I am wary of recruiters and HR professionals who use social media tools to conduct informal assessments of candidates. I know you know this, but…
- Not everything on the internet is true.
- Just because you see something on the internet and think it is true doesn’t mean it is true.
- Even if it is true, the internet has demonstrated that truth cannot exist without context. Sometimes the truth is subjective.
During a traditional hiring process, companies will interview candidates and make hiring decisions based on a job description with established criteria. There may be a specific set of questions. Once a hiring decision is made, most companies then ask a candidate to consent to a background check and drug tests as part of an offer process.
When you throw in random Google and Facebook searches into the process — and you forget to search candidates equally and with the same criteria because you are just messing around on the internet and stumble upon a juicy picture or a weird comment on a website — you introduce an unreliable and invalid set of measurements into the mix.

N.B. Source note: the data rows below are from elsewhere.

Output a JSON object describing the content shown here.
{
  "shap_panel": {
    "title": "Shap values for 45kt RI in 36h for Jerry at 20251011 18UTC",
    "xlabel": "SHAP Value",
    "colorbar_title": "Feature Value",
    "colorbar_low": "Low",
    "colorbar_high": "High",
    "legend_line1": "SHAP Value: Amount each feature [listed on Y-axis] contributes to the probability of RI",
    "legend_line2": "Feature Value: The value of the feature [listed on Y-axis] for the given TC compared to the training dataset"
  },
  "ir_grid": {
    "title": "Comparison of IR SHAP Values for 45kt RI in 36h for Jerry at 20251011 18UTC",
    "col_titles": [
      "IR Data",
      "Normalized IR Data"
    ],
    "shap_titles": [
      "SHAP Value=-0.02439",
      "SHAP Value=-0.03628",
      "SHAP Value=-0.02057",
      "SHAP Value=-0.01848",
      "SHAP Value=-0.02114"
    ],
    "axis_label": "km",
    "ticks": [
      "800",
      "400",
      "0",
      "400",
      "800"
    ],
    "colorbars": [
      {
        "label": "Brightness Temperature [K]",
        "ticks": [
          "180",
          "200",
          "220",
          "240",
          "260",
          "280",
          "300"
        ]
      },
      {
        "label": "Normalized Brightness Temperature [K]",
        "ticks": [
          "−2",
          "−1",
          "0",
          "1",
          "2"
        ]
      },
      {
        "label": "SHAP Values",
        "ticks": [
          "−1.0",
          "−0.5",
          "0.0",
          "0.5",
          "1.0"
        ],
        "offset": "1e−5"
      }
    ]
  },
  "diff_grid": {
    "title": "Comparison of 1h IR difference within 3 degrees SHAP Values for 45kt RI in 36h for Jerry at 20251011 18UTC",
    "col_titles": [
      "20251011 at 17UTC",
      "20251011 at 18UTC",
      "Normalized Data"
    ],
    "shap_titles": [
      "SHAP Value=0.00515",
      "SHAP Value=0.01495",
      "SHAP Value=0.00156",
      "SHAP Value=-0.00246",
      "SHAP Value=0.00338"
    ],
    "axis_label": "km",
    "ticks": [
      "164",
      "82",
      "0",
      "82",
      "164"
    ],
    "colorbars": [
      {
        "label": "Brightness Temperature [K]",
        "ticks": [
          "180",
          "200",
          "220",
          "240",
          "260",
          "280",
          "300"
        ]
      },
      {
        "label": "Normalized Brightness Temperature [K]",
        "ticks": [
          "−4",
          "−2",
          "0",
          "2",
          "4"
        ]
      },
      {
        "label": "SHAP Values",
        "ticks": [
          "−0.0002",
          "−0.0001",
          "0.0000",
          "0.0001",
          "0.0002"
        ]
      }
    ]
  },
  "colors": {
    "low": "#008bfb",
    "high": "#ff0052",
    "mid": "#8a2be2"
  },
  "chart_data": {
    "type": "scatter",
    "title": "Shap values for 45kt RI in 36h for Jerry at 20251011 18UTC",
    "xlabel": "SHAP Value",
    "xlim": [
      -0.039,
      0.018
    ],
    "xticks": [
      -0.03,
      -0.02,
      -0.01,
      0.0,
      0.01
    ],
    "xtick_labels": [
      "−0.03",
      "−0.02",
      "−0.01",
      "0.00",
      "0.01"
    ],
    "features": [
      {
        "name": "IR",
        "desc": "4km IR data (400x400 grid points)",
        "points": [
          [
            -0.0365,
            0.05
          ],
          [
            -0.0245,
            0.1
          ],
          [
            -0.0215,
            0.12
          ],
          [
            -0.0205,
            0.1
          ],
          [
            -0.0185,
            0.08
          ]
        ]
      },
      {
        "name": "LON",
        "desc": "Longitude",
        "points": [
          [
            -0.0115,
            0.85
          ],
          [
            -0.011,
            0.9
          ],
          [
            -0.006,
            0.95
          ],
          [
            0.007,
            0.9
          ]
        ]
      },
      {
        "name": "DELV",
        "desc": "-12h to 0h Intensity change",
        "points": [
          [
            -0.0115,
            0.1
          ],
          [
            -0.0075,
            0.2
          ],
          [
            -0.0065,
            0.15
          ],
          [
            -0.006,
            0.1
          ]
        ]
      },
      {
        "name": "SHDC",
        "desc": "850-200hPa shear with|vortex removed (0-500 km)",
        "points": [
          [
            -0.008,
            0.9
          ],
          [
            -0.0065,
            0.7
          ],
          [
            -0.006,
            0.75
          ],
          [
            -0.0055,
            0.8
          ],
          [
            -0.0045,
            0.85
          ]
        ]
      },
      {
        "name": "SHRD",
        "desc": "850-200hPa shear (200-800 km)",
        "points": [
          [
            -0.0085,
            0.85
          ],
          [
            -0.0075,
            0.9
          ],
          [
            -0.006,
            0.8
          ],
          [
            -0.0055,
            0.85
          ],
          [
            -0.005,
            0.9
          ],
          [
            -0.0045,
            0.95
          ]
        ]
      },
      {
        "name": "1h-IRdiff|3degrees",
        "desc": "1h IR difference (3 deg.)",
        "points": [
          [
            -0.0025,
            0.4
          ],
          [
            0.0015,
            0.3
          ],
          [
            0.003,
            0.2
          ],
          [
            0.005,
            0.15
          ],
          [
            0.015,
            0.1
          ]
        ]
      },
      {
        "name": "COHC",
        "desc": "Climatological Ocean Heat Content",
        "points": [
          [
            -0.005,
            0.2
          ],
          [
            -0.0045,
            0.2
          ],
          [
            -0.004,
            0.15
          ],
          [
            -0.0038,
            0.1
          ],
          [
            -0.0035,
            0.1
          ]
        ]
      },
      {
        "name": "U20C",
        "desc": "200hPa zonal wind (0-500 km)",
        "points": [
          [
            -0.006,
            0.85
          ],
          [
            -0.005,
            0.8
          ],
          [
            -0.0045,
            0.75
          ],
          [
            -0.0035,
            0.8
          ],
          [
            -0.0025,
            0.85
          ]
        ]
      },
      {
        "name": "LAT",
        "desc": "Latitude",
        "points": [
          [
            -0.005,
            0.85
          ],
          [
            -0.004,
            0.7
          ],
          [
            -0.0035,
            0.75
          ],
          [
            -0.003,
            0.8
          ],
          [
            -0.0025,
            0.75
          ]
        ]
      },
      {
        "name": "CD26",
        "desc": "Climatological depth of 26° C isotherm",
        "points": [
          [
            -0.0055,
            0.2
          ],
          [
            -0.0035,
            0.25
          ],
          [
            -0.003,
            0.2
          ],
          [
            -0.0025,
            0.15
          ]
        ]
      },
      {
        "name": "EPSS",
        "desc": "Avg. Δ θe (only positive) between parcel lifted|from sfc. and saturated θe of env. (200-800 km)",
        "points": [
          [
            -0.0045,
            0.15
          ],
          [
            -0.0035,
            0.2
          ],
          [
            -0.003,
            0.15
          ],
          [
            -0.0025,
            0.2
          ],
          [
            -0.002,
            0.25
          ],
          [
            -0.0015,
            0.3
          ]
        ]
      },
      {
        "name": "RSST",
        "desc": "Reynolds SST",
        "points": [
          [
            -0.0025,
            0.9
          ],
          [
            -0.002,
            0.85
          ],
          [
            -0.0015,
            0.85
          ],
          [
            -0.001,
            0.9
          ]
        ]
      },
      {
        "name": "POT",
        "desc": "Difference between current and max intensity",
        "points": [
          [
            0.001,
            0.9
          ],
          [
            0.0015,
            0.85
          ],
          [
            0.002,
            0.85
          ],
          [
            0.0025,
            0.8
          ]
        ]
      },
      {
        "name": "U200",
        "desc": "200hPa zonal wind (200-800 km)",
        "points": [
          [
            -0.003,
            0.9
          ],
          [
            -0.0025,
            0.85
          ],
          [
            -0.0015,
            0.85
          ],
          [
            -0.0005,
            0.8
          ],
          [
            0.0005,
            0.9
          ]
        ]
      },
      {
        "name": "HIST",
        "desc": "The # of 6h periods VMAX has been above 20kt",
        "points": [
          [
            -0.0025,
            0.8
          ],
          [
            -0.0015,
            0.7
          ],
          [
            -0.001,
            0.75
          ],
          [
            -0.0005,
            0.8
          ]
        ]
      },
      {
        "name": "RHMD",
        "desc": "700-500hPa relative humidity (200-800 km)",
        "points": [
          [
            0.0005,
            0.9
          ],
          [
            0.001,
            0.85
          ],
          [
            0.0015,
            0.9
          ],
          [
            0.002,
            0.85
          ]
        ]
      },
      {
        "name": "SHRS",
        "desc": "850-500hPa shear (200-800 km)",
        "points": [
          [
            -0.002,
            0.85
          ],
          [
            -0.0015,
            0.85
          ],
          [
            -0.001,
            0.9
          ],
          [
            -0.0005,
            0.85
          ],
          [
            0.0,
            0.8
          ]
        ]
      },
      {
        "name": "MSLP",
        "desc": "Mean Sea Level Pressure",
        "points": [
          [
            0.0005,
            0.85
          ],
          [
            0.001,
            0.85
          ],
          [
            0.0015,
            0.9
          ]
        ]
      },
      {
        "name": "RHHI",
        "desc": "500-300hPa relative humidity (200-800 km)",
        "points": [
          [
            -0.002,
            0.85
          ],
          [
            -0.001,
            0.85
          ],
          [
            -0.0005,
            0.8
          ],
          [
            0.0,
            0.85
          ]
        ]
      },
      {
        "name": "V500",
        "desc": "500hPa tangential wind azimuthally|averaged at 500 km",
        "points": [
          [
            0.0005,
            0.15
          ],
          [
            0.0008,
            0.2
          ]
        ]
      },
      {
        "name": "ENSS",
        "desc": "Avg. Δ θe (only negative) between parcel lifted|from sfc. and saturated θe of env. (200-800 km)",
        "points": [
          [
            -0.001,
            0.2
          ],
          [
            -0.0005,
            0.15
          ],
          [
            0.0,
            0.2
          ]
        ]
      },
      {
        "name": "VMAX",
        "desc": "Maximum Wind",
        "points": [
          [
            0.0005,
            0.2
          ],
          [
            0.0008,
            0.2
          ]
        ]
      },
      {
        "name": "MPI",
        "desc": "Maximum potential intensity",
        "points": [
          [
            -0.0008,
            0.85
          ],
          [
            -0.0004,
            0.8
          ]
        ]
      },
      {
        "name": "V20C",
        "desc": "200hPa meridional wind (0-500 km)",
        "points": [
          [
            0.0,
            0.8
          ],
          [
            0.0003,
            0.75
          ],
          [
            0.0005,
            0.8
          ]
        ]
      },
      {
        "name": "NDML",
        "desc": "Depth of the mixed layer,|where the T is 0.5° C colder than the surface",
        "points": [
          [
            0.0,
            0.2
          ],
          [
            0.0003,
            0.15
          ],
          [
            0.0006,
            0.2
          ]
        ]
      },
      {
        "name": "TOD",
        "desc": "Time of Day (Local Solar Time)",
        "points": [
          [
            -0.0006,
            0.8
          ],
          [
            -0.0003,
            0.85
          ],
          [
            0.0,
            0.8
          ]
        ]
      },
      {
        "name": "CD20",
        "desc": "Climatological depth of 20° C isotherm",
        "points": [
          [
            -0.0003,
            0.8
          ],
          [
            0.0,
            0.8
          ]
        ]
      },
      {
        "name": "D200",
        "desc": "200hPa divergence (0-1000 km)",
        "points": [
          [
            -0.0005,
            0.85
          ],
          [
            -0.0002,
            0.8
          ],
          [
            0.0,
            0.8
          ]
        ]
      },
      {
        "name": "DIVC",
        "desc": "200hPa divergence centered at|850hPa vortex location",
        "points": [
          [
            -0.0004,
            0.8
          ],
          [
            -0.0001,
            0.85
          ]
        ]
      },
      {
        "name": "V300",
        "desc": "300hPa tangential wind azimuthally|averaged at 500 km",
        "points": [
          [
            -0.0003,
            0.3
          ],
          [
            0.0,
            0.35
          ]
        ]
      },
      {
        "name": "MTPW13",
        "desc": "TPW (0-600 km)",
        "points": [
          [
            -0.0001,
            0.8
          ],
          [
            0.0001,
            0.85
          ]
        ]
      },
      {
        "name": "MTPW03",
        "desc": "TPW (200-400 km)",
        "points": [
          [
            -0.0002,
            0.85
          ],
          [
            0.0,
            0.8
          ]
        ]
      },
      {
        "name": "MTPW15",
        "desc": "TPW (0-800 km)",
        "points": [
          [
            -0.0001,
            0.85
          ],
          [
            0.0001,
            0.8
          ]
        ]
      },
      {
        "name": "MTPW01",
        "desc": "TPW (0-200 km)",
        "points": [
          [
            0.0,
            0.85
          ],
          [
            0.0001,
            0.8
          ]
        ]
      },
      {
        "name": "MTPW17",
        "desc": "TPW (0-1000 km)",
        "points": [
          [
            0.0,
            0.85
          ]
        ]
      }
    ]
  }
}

Furthermore, what happens when you do find a risque picture of a candidate on the internet?
- It might not be your candidate.
- It might be photoshopped.
- It may have been taken without your candidate’s knowledge.
- It may have been taken with your candidate’s knowledge but the image may have been stolen and misused.
- Maybe the image was originally put on the internet, then removed — but Google keeps everything forever and now you are seeing the picture on Google Cache.
When you are hiring a new employee, you want someone who is results-oriented, competent, and decent. You would prefer to hire someone who doesn’t belong to Al Qaeda. Go ahead and use your social media tools as part of the recruiting process; however, invoke common sense and critical thinking as part of your recruiting process, too.